As reported by Reuters
LUCKNOW, India -- Thousands of people flocked to temples across India on Monday following reports that idols of Hindu gods were drinking milk given by devotees as sacred offerings, witnesses said.
Teenagers, adults and the aged stood in long lines with garlands and bowls of milk to feed the idols of Lord Shiva, Lord Krishna and the elephant-headed Lord Ganesha, they said.
Hundreds chanted hymns in the northern city of Lucknow and the eastern city of Kolkata and went into hysterics when the milk held against the idols disappeared.

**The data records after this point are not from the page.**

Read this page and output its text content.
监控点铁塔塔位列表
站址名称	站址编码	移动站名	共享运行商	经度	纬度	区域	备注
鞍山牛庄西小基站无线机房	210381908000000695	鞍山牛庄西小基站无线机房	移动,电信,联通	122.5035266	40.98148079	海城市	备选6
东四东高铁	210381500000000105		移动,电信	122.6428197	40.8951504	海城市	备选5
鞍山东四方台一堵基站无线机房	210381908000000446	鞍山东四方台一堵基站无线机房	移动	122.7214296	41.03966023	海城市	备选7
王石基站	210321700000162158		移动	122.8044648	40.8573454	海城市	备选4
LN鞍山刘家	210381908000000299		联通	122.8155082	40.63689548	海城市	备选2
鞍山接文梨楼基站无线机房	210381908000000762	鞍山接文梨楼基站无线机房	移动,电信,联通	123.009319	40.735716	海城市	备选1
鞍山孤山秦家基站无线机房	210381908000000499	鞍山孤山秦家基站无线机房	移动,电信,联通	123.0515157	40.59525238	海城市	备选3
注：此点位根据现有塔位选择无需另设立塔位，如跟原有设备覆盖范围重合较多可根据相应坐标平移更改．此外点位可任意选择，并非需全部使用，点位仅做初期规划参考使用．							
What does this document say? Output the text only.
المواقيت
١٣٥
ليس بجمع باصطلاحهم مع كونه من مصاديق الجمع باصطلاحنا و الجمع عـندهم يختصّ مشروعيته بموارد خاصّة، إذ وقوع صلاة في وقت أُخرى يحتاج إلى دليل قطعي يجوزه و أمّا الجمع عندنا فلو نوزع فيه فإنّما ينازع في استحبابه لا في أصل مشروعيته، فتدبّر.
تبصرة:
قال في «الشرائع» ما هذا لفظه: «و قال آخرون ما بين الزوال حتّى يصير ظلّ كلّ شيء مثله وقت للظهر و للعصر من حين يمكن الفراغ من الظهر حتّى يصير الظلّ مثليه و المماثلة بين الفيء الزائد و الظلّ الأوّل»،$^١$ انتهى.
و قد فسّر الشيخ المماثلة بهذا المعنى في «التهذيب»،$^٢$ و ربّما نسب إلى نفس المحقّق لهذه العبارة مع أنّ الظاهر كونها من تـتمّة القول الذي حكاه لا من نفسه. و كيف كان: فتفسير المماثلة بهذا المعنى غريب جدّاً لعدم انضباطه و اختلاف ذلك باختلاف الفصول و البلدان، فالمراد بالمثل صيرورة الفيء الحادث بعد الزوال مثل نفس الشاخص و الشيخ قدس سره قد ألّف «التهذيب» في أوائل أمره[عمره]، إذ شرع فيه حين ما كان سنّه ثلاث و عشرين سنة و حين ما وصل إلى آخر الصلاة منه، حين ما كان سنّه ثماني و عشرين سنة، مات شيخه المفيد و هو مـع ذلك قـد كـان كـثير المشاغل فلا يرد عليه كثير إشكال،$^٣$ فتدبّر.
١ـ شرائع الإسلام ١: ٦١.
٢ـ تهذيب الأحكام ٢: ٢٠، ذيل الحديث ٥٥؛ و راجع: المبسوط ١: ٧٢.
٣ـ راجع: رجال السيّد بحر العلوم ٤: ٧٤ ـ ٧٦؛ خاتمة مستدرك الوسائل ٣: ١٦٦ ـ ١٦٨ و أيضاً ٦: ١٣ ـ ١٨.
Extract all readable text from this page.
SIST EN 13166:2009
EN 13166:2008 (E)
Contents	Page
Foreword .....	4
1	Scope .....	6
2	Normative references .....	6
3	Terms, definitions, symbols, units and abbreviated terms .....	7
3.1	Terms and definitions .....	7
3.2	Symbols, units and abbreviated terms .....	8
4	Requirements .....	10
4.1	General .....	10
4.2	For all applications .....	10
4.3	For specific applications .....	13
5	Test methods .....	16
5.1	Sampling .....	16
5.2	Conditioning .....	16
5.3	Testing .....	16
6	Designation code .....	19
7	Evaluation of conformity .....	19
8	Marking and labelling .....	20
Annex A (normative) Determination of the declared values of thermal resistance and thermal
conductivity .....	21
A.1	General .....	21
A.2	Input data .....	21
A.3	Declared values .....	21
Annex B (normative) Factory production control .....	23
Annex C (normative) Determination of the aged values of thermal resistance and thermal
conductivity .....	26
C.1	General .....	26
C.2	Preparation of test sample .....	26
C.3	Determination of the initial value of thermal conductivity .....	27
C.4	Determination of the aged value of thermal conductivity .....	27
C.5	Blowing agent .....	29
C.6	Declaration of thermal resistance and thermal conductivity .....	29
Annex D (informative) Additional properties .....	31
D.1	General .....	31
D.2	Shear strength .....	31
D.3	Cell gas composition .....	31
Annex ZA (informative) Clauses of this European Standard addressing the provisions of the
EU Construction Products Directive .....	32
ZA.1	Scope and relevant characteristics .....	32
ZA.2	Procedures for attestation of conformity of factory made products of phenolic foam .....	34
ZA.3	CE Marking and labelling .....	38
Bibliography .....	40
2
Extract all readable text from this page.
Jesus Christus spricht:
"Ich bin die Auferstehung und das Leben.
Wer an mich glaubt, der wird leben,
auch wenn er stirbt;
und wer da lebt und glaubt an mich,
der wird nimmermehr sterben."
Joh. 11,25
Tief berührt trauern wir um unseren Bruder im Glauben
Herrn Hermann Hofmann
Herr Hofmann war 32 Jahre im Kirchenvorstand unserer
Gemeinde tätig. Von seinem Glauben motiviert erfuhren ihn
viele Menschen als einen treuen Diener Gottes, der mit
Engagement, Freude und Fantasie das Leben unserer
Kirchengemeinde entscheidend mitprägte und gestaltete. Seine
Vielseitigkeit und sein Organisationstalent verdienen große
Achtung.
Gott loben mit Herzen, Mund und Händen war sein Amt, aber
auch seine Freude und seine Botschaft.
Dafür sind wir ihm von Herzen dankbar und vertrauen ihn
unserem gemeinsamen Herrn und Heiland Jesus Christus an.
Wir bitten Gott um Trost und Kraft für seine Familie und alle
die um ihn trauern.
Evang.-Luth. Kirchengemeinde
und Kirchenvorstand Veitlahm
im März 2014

"It is amazing, Lord Ganesha drank milk from my hands. Now he will answer all my prayers," said Surama Dasgupta, a middle-aged woman in Kolkata.
The frenzy began late on Sunday in some northern cities and soon spread across the country, including the capital New Delhi, even as rationalists and non-believers called it mass hysteria.
A similar mania gripped the country in 1995 when thousands of Hindus fed milk in spoons to marble idols of Lord Ganesha.
That rumor spread across the globe and there were reports of Hindu deities drinking milk in London, New York and Italy.
"It is very natural for any stone idol to absorb any liquid and the older the stone the more it absorbs," M.P. Singh, a geology professor at Lucknow University, told Reuters.
The "milk miracle" came days after thousands of people in the financial hub of Mumbai drank water from a murky Arabian Sea creek as they thought it had miraculously turned sweet and could cure illnesses.
But police stepped in and stopped people after Mumbai's civic officials said the water could have temporarily lost its salinity due to pollution and inflow of freshwater from a nearby source.